1. Field of the Invention
The present invention relates to a semiconductor structure and a method of making the semiconductor structure, and more particularly, to a semiconductor structure which can prevent charge loss and block UV light and a method of making the same semiconductor structure.
2. Description of the Prior Art
Non-volatile memories are widely used in modern portable electric devices and a non-volatile memory has an important characteristic of storing data in the memory even though the power is turned off.
FIG. 1 shows a sectional view of a non-volatile memory according to the prior art. As shown in FIG. 1, a transistor 12a and a transistor 12b are positioned, respectively, in the periphery circuits region and the memory array region in the substrate 10. The transistor 12a includes a gate 14a, a gate dielectric layer 16a, and a source/drain doping region 18a positioned in two opposite sides of the gate 14a. The transistor 12b includes a gate 14b, a gate dielectric layer 16b, and a source/drain doping region 18b positioned in two opposite sides of the gate 14b. The transistors 12a, 12b are respectively isolated from each other by an insulator 20. Interlayer dielectric layers 24, 30, 32 are formed on the gates 14a, 14b. A contact plug 22, wires 26 and a via plug 28 are positioned in the interlayer dielectric layers 24, 30, 32 to connect elements and wires electrically.
The interlayer dielectric layer 24 can be a borophosposilicate glass, an undoped silicate glass or other insulating materials. The interlayer dielectric layer 30 is composed of super silicon rich oxide (SSRO) or silicon rich oxide (SRO). The interlayer dielectric layer 32 can be tetraethylorthosilicate (TEOS) based silicon oxide layer or other insulating materials. Because the gate threshold voltage may be shifted by the UV light, the SSRO or SRO of the interlayer dielectric layer 30 is usually utilized as a UV blocking layer in the conventional technology.
The SSRO and the SRO include a high proportion of silicon, and therefore, the etching rate is low.
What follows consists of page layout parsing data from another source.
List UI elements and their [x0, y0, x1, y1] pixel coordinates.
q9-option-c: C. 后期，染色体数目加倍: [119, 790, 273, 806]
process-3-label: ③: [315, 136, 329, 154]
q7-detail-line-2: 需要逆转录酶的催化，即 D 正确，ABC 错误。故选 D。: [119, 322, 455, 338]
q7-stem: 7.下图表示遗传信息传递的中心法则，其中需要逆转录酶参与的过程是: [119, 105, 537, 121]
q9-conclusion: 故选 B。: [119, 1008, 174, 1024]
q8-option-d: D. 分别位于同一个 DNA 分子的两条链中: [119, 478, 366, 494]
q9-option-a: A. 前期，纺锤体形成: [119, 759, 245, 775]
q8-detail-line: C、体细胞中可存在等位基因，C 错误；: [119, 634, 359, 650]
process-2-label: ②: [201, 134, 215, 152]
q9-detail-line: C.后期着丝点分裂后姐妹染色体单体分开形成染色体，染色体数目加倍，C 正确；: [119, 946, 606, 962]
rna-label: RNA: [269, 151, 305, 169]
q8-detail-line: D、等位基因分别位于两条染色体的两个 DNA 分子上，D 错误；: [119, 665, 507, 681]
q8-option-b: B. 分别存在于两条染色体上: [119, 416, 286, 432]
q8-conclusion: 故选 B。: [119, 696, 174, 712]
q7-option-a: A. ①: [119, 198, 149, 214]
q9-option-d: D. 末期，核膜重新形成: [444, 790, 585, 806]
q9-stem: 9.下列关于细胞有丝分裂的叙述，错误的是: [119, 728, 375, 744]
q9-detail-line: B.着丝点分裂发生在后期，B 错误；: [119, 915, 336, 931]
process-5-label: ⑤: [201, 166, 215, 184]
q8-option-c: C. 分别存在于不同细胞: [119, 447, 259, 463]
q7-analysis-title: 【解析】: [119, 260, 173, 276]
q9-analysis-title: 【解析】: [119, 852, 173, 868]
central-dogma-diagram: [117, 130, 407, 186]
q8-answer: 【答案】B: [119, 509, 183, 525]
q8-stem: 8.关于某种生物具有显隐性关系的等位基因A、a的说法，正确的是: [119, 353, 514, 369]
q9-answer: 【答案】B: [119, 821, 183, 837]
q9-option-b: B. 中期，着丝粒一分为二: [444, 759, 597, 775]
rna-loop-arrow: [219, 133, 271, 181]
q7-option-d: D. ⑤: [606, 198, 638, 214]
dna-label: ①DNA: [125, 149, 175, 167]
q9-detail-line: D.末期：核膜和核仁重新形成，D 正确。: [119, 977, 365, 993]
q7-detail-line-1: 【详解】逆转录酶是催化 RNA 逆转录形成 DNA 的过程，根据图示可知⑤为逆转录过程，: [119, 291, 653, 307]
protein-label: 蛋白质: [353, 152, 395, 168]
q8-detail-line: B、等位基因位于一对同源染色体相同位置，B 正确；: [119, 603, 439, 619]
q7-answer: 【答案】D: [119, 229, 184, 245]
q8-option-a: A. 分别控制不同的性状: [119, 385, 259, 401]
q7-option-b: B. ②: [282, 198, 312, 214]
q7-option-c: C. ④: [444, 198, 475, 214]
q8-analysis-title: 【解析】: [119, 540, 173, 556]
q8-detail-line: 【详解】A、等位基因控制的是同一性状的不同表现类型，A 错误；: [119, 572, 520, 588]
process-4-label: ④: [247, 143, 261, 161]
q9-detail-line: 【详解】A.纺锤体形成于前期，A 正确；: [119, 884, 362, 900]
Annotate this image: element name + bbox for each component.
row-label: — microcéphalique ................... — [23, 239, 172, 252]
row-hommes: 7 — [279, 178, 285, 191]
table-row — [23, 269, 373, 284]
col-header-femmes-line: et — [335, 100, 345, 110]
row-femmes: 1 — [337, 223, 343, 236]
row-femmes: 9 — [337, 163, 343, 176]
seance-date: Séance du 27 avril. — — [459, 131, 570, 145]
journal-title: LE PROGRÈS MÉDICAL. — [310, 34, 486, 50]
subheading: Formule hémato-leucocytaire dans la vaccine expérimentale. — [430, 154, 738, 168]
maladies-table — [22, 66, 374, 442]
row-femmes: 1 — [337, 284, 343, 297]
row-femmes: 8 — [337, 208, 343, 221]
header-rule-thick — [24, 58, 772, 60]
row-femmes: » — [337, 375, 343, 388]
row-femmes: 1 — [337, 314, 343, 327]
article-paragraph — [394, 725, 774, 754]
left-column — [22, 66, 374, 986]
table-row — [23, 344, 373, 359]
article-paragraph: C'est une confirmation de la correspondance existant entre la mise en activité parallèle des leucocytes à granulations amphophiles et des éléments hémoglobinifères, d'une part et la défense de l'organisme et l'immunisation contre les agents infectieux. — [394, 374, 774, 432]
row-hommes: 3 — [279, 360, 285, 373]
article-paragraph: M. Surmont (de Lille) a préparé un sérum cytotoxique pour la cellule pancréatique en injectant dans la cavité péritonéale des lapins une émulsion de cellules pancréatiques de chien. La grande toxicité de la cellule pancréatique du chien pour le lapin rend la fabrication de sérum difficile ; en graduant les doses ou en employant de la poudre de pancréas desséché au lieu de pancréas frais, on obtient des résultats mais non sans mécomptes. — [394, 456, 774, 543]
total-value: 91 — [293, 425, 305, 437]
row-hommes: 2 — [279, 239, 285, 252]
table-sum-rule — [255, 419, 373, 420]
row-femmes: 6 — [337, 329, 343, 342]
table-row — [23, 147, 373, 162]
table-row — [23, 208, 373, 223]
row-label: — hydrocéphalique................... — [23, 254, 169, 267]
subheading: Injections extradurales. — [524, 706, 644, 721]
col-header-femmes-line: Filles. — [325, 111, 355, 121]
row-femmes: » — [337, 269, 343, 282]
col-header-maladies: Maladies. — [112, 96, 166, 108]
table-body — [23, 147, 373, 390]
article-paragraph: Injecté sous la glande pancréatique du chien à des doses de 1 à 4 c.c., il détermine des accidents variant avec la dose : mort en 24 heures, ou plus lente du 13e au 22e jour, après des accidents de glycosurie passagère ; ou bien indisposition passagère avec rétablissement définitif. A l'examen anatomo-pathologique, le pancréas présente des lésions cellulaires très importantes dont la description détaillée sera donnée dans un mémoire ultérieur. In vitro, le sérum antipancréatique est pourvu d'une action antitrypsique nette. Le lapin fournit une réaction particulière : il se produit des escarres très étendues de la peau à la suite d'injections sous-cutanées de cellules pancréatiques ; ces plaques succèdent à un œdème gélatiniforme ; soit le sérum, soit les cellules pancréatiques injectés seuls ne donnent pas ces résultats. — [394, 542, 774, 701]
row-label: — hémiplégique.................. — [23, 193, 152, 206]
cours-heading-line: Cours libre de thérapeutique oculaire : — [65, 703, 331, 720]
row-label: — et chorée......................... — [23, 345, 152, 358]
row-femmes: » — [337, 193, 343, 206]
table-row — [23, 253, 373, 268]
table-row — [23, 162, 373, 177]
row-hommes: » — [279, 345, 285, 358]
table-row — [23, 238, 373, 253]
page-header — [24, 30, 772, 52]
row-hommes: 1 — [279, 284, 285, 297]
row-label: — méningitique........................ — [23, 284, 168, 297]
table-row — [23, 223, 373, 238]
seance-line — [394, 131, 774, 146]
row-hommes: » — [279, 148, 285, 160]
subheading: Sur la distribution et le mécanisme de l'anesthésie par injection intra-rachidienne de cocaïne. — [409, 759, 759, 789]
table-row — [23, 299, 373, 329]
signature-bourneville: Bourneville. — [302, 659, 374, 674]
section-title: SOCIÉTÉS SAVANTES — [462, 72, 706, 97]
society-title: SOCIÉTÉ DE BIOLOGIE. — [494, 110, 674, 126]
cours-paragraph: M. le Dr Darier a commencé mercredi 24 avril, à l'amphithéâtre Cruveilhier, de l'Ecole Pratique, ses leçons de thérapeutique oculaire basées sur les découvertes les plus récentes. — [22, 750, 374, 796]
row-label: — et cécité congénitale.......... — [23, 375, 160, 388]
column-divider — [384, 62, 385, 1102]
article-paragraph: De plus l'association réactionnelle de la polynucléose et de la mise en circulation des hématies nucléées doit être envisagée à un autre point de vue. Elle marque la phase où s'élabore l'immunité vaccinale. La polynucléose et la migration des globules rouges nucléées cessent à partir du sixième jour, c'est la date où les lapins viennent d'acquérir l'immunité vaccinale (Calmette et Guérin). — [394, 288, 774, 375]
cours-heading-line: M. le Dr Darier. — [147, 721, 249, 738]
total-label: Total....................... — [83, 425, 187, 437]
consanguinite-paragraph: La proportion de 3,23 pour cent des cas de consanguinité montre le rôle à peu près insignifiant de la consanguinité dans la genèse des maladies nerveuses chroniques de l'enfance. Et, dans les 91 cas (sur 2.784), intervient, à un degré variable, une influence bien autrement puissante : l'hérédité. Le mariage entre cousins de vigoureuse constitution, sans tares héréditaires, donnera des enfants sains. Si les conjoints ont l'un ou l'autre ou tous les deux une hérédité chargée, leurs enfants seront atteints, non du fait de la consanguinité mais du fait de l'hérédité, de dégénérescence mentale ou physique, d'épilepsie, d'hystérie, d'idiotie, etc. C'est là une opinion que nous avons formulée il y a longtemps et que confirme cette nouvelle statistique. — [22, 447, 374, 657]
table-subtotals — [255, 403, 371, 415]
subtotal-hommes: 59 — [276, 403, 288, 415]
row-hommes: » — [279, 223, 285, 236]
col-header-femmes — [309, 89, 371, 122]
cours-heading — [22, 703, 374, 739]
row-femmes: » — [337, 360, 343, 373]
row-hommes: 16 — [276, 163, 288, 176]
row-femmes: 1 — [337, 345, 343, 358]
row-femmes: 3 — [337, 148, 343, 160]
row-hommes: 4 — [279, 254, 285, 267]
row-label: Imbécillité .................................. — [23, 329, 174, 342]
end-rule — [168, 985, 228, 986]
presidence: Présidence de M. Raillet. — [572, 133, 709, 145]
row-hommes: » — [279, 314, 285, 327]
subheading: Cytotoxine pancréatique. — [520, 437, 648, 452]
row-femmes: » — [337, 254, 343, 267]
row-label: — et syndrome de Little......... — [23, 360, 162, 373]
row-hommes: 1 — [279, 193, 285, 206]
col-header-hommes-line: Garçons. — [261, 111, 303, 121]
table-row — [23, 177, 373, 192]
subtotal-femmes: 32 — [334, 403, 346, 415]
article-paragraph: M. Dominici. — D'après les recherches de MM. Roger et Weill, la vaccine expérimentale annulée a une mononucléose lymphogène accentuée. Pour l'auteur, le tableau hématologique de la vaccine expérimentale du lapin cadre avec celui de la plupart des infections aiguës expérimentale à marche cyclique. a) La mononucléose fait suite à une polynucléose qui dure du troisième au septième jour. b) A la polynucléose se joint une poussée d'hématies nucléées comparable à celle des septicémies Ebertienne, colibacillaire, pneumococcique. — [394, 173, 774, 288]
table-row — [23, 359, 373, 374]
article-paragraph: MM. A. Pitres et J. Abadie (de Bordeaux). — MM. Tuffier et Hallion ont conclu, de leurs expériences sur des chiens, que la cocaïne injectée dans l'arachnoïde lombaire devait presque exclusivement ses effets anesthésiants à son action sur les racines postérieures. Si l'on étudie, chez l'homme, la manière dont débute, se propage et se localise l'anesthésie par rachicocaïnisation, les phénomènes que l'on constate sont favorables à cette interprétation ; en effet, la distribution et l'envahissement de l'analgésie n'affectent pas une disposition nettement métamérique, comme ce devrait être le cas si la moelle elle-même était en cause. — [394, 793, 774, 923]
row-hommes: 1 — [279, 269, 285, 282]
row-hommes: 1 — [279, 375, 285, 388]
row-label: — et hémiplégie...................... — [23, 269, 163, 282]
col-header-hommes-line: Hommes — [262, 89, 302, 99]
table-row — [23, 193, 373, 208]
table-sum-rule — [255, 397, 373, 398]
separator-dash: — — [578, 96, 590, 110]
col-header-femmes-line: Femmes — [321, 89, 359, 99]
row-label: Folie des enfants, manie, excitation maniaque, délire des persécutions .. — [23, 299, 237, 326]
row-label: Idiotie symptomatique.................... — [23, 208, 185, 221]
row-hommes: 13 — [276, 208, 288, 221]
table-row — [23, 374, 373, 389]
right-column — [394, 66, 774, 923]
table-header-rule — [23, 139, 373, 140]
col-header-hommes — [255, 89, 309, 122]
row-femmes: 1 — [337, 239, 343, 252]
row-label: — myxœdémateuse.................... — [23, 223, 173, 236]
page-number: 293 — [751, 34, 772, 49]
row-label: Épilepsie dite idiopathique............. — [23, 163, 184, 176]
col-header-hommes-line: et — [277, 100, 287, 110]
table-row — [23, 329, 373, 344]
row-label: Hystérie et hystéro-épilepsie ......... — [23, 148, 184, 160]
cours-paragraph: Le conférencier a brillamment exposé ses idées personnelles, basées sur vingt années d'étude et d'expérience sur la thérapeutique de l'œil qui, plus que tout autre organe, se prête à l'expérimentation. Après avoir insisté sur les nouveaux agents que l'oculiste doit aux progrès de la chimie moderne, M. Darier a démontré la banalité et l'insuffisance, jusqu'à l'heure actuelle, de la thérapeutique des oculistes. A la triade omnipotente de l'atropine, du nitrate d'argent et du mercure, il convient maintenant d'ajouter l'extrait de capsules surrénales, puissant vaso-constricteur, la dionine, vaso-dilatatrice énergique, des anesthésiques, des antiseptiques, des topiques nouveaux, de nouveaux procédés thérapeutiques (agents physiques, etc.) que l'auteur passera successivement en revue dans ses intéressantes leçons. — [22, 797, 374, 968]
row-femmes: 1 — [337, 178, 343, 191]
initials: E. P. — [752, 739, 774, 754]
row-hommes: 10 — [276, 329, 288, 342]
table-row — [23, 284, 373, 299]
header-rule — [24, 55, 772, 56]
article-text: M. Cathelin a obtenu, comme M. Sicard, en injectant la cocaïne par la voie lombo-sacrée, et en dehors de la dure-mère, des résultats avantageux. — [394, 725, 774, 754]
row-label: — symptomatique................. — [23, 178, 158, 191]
This low etching rate may lead to over etching or insufficient etching of the contact hole if the etching time is not well controlled. Furthermore, the SSRO and SRO may not be removed completely by the etching process due to the low etching rate. The remaining SSRO or SRO in a dead space (a region that is difficult to etch) may lead to a punch though effect. In addition, the conventional non-volatile memory has electricity leakage problem. The electricity leaks usually happen at the top surface of the gates 14a, 14b or between the gates 14a, 14b and the substrate 10.
Therefore, a new structure to solve the electricity leakage and problems caused by the remaining SSRO and SRO is required.